Answer
a. $t=\frac{\pi}{3}, \frac{4\pi}{3}$
b. $t=\frac{5\pi}{6}, \frac{11\pi}{6}$, $1m$
c. $t=\frac{\pi}{3}, \frac{4\pi}{3}$, $1m/sec$
Work Step by Step
a. When the two particles meet, they should have the same position $s_1=s_2$ or $sin(t)=sin(t+\frac{\pi}{3})$. Using the Sum to Product Formula, we have $sin(t+\frac{\pi}{3})-sin(t)=2sin(\frac{\pi}{6})cos(t+\frac{\pi}{6})=0$ which gives solutions at $t=\frac{\pi}{3}sec, \frac{4\pi}{3}sec$ over the domain of $[0,2\pi]$.

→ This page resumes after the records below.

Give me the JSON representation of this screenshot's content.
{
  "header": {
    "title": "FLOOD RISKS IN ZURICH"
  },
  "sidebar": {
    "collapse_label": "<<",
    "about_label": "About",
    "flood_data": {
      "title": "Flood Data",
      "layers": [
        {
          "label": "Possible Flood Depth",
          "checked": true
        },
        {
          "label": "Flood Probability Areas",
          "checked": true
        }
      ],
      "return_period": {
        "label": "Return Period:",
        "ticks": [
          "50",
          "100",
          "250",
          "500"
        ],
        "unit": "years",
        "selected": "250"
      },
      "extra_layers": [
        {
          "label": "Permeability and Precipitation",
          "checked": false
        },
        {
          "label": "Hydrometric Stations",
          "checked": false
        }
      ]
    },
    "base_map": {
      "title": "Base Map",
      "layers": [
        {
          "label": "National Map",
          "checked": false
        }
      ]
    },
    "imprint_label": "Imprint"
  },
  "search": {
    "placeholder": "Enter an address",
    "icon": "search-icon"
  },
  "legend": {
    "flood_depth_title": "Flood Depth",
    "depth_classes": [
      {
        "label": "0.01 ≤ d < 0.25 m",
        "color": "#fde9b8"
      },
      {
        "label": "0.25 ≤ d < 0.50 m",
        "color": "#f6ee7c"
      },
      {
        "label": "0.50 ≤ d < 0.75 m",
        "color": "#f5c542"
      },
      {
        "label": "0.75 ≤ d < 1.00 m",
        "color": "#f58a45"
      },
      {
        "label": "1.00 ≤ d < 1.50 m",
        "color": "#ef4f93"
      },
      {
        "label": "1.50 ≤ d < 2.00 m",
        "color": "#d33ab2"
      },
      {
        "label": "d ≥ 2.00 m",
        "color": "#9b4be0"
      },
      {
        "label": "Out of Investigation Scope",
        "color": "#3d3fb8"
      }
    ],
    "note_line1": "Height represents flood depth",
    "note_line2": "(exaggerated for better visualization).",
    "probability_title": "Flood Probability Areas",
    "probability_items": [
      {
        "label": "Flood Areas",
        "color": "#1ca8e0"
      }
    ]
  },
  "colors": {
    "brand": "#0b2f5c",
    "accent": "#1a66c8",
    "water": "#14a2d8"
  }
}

b. We need to find the extrema of $D=s_2-s_1=sin(t+\frac{\pi}{3})-sin(t)$ and then choose the largest absolute value. Take the derivative and set to zero to get $D'=cos(t+\frac{\pi}{3})-cos(t)=0$ or $sin(\frac{\pi}{6})sin(t+\frac{\pi}{6})=0$ which gives solutions at $t=\frac{5\pi}{6}, \frac{11\pi}{6}$ corresponding to $|D1|=1$ and $|D2|=1$. Thus the farthest apart that the particles ever get is $1m$.
c. The change of distance between the particles can be represented by $D'$; we need to find the maximum value of $D'$ (again compare absolute values). Take its derivative to get $D''=-sin(t+\frac{\pi}{3})+sin(t)=-2sin(\frac{\pi}{6})cos(t+\frac{\pi}{6})$. Let $D''=0$; we can get $t=\frac{\pi}{3}sec, \frac{4\pi}{3}sec$ over the domain of $[0,2\pi]$. $|D'_1|=|D'_2|=1m/sec$ and we can check the sign changes of $D''$ across these critical points to see that they give a local maximum.